Urinary corticosteroids were measured using a single antibody RIA. Cortisol standards (7.8-1000 pg per tube; ICN Biomedicals) and 0.010.002 ml of unprocessed panda urine (depending on appropriate binding) were combined in duplicate with cortisol antiserum (0.1 ml, 1:3000; ICN Biomedicals) and tritiated hydrocortisone (10 000 counts per minute per 0.1 ml; New England Nuclear). Assays were incubated overnight (4°C), and bound and free ligands were separated by adding charcoal dextran (0.25 ml) for 30 minutes (4°C). Samples were centri-fuged (1500 g, 15 minutes), and the supernatant was counted for radioactivity. Intra-assay variation was 8% (n = 20), and interassay variation was 20% (n = 5); for females SB 374 and SB 414, interassay variation was 8% and 5% (n = 11), respectively.
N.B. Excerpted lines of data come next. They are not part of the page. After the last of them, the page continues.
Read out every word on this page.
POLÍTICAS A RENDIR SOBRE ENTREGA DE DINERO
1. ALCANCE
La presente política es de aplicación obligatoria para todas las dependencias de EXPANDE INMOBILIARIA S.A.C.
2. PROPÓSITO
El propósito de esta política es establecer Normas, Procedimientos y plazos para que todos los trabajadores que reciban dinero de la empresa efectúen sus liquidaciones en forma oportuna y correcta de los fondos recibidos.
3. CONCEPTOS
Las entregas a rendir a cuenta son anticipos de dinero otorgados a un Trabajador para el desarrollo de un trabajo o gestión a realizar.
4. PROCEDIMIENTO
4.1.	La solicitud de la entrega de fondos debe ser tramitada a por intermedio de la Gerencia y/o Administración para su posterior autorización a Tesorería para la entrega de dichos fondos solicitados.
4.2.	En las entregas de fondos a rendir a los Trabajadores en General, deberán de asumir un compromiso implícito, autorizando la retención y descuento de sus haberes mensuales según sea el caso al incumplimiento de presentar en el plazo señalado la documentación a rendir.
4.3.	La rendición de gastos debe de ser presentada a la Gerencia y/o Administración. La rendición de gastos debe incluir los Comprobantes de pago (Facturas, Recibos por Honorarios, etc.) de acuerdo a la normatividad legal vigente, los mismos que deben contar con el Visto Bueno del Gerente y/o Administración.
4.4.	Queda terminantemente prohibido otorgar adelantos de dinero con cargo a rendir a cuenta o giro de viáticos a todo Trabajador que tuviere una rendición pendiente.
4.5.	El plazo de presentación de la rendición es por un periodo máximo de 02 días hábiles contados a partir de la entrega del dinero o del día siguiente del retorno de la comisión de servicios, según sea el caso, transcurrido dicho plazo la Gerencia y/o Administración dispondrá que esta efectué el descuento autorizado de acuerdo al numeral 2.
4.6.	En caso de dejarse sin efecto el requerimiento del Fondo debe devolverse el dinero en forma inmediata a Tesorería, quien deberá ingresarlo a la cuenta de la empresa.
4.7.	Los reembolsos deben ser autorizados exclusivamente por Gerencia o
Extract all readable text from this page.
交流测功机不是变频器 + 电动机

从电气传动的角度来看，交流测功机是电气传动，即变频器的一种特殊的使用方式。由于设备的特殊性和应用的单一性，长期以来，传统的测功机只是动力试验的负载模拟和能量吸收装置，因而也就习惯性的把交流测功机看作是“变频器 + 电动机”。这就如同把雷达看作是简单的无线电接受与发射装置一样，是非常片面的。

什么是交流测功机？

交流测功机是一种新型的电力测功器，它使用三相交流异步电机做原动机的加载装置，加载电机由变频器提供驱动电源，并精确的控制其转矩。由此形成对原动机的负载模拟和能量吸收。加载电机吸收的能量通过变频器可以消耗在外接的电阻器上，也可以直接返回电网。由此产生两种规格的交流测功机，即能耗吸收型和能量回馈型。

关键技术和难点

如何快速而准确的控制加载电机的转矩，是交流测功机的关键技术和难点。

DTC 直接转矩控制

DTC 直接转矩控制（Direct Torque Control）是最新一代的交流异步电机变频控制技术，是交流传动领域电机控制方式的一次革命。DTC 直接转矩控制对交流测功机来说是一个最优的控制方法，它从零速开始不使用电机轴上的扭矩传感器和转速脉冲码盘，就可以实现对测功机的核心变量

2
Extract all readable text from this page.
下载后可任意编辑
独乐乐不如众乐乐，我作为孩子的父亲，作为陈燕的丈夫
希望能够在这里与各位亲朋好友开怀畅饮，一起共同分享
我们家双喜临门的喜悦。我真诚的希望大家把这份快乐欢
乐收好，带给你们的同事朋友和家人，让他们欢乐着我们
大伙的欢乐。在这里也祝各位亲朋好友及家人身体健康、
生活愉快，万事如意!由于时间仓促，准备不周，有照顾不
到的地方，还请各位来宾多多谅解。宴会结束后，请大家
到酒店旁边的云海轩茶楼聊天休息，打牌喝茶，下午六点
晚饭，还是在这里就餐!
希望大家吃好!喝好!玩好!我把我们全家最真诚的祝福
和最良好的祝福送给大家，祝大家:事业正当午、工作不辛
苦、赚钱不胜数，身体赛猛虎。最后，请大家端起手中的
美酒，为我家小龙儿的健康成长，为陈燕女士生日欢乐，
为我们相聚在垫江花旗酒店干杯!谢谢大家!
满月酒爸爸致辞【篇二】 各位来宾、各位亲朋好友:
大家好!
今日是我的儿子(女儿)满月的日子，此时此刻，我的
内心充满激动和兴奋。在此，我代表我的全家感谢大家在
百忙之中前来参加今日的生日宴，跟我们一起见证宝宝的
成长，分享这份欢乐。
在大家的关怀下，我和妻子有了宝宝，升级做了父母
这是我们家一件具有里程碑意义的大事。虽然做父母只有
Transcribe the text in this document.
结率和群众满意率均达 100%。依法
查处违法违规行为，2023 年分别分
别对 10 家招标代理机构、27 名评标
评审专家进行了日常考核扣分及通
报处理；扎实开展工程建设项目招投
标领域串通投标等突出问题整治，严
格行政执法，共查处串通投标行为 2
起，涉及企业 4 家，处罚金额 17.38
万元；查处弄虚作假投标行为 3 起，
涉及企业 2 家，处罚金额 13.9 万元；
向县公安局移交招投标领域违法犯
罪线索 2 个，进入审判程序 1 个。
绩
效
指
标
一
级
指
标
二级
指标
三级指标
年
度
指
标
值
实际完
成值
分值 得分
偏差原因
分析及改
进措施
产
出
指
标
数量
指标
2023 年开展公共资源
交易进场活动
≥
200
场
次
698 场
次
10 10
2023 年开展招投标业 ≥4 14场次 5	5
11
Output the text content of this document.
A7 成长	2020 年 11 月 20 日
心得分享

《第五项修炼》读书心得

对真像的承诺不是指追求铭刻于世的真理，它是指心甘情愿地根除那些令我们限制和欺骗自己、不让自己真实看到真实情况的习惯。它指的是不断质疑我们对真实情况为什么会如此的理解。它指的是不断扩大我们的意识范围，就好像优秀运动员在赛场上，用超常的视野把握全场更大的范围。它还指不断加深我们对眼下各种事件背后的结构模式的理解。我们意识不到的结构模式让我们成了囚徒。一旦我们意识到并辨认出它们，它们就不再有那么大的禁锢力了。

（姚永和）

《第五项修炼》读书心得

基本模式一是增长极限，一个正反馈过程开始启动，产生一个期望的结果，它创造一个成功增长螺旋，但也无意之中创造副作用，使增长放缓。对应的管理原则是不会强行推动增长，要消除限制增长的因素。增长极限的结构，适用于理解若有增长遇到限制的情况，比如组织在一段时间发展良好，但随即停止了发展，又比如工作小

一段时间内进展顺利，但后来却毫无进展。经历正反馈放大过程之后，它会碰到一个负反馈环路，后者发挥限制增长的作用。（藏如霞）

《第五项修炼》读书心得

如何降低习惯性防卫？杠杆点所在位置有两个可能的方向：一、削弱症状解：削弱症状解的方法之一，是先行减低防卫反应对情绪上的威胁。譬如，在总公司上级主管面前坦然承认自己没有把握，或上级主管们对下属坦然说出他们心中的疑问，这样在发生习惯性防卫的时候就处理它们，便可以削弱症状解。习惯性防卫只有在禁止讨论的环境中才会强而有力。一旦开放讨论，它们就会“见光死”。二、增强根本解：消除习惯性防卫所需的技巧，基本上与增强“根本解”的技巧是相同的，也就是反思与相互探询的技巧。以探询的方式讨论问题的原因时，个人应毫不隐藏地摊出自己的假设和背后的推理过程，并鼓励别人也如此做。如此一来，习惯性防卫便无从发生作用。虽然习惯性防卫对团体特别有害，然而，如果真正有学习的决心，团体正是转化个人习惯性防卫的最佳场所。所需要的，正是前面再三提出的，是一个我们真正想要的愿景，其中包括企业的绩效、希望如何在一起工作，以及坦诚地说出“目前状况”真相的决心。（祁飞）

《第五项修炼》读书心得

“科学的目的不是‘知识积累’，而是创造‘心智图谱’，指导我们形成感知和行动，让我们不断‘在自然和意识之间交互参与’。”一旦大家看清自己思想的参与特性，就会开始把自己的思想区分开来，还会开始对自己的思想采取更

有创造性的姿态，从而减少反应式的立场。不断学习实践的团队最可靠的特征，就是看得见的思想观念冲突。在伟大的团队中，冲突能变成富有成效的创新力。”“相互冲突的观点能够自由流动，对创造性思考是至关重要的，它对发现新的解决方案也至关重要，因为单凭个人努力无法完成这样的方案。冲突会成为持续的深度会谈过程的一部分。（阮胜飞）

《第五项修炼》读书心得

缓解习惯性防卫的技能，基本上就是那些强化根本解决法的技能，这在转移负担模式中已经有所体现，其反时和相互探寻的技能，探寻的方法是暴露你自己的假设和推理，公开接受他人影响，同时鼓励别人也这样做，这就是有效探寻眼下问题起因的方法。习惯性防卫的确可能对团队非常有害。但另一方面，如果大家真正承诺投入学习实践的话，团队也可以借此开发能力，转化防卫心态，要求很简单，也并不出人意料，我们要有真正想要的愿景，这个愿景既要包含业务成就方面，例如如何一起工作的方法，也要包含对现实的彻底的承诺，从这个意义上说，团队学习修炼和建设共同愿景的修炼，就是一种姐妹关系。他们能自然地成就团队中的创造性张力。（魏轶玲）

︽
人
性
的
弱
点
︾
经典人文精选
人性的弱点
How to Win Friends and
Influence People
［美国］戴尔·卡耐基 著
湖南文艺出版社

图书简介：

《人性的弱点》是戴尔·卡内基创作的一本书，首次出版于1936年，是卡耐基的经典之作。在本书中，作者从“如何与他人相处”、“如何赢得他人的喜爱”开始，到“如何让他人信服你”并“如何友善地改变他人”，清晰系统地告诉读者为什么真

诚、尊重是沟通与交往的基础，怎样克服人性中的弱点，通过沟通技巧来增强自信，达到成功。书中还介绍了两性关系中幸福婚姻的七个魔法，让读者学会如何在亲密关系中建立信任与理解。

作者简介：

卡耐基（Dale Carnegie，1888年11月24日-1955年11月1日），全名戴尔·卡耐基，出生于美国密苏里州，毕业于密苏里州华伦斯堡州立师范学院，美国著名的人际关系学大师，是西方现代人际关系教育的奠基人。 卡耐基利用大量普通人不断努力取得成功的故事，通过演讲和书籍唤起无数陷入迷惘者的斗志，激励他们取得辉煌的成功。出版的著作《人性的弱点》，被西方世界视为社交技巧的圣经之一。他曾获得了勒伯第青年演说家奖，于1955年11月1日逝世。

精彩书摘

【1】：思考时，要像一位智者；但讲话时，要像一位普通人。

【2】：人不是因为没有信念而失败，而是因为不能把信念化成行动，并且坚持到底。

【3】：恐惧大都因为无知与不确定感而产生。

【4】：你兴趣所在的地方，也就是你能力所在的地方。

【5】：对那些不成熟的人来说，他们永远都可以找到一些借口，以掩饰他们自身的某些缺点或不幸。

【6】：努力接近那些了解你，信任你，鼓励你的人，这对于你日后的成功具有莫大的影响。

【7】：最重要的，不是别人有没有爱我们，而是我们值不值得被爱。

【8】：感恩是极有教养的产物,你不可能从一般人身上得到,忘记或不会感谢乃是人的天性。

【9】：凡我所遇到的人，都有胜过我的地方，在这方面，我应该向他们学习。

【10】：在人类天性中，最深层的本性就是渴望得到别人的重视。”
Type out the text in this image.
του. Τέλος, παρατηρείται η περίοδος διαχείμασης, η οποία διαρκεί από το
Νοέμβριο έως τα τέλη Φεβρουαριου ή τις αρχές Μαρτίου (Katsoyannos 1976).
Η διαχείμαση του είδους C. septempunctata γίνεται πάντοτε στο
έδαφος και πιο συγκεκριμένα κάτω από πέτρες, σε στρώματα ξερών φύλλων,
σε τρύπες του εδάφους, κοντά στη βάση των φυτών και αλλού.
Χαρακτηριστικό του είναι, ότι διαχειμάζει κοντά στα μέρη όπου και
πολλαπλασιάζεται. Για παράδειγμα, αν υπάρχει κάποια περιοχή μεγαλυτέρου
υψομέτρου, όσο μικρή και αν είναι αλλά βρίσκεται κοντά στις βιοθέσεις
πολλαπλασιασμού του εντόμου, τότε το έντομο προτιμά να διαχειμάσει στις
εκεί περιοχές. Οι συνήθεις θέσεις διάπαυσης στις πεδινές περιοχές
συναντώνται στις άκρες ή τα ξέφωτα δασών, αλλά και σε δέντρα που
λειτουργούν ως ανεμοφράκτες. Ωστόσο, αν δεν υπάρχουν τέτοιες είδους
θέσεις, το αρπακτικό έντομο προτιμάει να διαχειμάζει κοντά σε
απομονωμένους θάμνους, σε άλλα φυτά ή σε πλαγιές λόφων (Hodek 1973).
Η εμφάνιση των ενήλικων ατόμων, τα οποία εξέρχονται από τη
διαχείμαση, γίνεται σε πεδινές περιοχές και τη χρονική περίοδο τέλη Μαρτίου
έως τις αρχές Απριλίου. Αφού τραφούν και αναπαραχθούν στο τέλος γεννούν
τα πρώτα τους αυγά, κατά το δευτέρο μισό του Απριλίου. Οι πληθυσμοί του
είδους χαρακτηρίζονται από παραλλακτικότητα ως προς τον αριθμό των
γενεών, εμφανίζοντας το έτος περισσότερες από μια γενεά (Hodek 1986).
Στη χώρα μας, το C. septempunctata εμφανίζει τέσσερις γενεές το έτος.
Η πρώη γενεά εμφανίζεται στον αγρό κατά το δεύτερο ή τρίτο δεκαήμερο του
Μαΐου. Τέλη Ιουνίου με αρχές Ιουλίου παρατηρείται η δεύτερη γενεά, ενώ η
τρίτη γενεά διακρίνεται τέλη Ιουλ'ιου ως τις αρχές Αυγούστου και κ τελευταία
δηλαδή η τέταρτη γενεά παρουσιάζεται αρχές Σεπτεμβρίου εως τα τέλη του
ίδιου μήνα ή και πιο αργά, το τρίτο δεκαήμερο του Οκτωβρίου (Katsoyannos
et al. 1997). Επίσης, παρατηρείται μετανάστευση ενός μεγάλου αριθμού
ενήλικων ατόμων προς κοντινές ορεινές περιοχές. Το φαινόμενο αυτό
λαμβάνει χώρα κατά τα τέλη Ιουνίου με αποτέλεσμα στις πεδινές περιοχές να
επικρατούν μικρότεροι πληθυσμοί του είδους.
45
Urinary and faecal oestrogen conjugates were measured by single antibody EIA (Stabenfeldt et al., 1991) with minor modifications. Unprocessed urine (0.4-5.0 ml) or reconstituted faecal extract (1.6-5.0 ml) or oestrone-3-sulphate standards (1.95-500 pg per well) were added in duplicate to 96-well microtitre plates (Maxisorp, Nalge Nunc International, Rochester, NY) coated with the R583 oestrogen metabolite antibody (C. Munro, University of California, Davis, CA). An enzyme conjugate (0.05 ml) then was added to all wells and, after a two-hour incubation at room temperature (25°C), 0.1 ml of substrate solution (ABTS, in citrate buffer; Sigma Chemical Co.) was added. After a 30-to 60-minute incubation (25°C), depending on how fast the reaction/ colour change occurred, optical density readings (405 nm, reference 540 nm) were taken using a microplate reader (MRX, Dynex Technologies, Chantilly, VA). Intra- and interassay variation was <10% and 22% (n = 15), respectively.
Urinary progestins were measured using an established EIA (McGeehan et al., 2002). Unprocessed urine (0.01-0.001 ml) and PdG standards (range 1.98-625 pg per well) were added, in duplicate, to 96-well microtitre plates (Immulon 1, Dynex Technologies) coated with a pregnan-ediol metabolite specific antibody (C. Munro). An enzyme conjugate (0.05-ml) was added to all wells and, after a two-hour incubation (25°C), a 0.1-ml substrate solution (tetramethylbenzidine in phosphate citrate buffer; Sigma Chemical Co.) was added to all wells. After a 30-minute incubation (25°C), stop solution (0.4 N H2SO4, 0.05 ml) was added to all wells, and optical density readings (450 nm, reference 620 nm) were taken (as above). Intra- and interassay variation was 5% (n = 16) and 18% (n = 49), respectively. Interassay variation for female SB 374 and SB 414 was 8% (n = 16).
Faecal progestins were measured by a different broad spectrum progestin EIA (Cl 425; C. Munro). Extracted faeces (2.5-0.31 ml) or progesterone standards (0.78-200 pg per well; Sigma Chemical Co.) were added to 96-well microtitre plates coated with the Cl 425 progestin antibody followed by adding an enzyme conjugate (0.05 ml) and incubation at 25°C for two hours. Then an ABTS substrate solution was added to all wells (0.1 ml) and incubated (25°C) for 30 to 60 minutes; and plates were read (as above). Inter- and intra-assay variation was 9% and 5%, respectively.
Weekly mean hormone concentrations were expressed as the mean ± SEM (standard error of the mean) of urine samples grouped in one-week increments. Values were aligned to the Julian calendar by month, week or day from oestrogen peak or by week from natural mating. Statistical differences were measured using a Student's t-test with equal variance. For females SB 374 and SB 414, all data were aligned to the day of peak oestrogen excretion (Day 0). Baseline oestrogen concentrations were defined for each individual female as the mean oestrogen concentration outside breeding and pregnancy/pseudopregnancy intervals. Beginning in February of each year, oestrogen concentrations were determined weekly for each female. When hormone concentrations increased twofold above an individual's own baseline, frequency of endocrine monitoring was increased to one to three times daily, depending on if hormonal data were being used to schedule a timed mating or AI. A greater than six-fold increase in urinary oestrogen above basal, followed by a rapid decline to baseline concentrations within one to four days was considered presumptive evidence of ovulation. During the post-ovulatory interval, progestins were monitored bi-weekly until a female's mean progestin concentrations increased two-fold above concentrations observed during the previous week. This inflection point generally occurred four to five months post-ovulation (40 to 50 days pre-partum), at which time daily progestin assays were conducted to identify a sharp and steady decline in hormone concentrations that could alert animal care and veterinary staff that parturition was imminent.